KAIROS - Fugnoli: "Più crescita, ma anche inflazione"

- di: Alessandro Fugnoli, Strategist di Kairos
 
Dopo la lunga corsa iniziata in ottobre i mercati sono da alcuni giorni fermi ai box. Non si tratta solo di prendere fiato, ovvero di una fisiologica pausa per fare il pieno e cambiare le gomme. Si tratta anche di capire a che punto siamo di una corsa che sta rivelando qualche sorpresa rispetto alle attese.

La prima sorpresa, positiva, è che la crescita globale sta andando bene, forse fin troppo bene. In America la tanto anticipata flessione della domanda da parte dei consumatori è visibile solo in alcuni settori, ma nel complesso la tenuta è buona. A sostenere la domanda è la piena occupazione, come si vede da un mercato del lavoro più tirato che mai.

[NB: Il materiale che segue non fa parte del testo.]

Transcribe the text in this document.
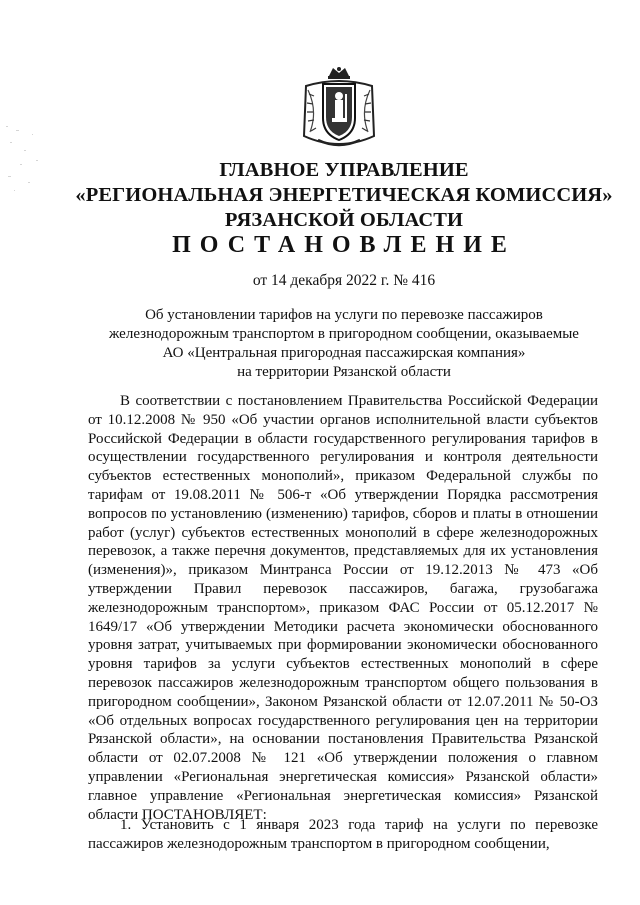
ГЛАВНОЕ УПРАВЛЕНИЕ
«РЕГИОНАЛЬНАЯ ЭНЕРГЕТИЧЕСКАЯ КОМИССИЯ»
РЯЗАНСКОЙ ОБЛАСТИ
ПОСТАНОВЛЕНИЕ
от 14 декабря 2022 г. № 416
Об установлении тарифов на услуги по перевозке пассажиров
железнодорожным транспортом в пригородном сообщении, оказываемые
АО «Центральная пригородная пассажирская компания»
на территории Рязанской области

В соответствии с постановлением Правительства Российской Федерации от 10.12.2008 № 950 «Об участии органов исполнительной власти субъектов Российской Федерации в области государственного регулирования тарифов в осуществлении государственного регулирования и контроля деятельности субъектов естественных монополий», приказом Федеральной службы по тарифам от 19.08.2011 № 506-т «Об утверждении Порядка рассмотрения вопросов по установлению (изменению) тарифов, сборов и платы в отношении работ (услуг) субъектов естественных монополий в сфере железнодорожных перевозок, а также перечня документов, представляемых для их установления (изменения)», приказом Минтранса России от 19.12.2013 № 473 «Об утверждении Правил перевозок пассажиров, багажа, грузобагажа железнодорожным транспортом», приказом ФАС России от 05.12.2017 № 1649/17 «Об утверждении Методики расчета экономически обоснованного уровня затрат, учитываемых при формировании экономически обоснованного уровня тарифов за услуги субъектов естественных монополий в сфере перевозок пассажиров железнодорожным транспортом общего пользования в пригородном сообщении», Законом Рязанской области от 12.07.2011 № 50-ОЗ «Об отдельных вопросах государственного регулирования цен на территории Рязанской области», на основании постановления Правительства Рязанской области от 02.07.2008 № 121 «Об утверждении положения о главном управлении «Региональная энергетическая комиссия» Рязанской области» главное управление «Региональная энергетическая комиссия» Рязанской области ПОСТАНОВЛЯЕТ:

1. Установить с 1 января 2023 года тариф на услуги по перевозке пассажиров железнодорожным транспортом в пригородном сообщении,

In Europa la recessione alla fine non c’è stata. Italia e Germania, i paesi dove si era arrivati nei mesi scorsi a temere una crisi seria, stanno attraversando l’inverno senza scosse particolari. Da una parte i sussidi pubblici attutiscono i rincari dell’energia, dall’altra gas e petrolio sono scesi in misura rilevante dai massimi.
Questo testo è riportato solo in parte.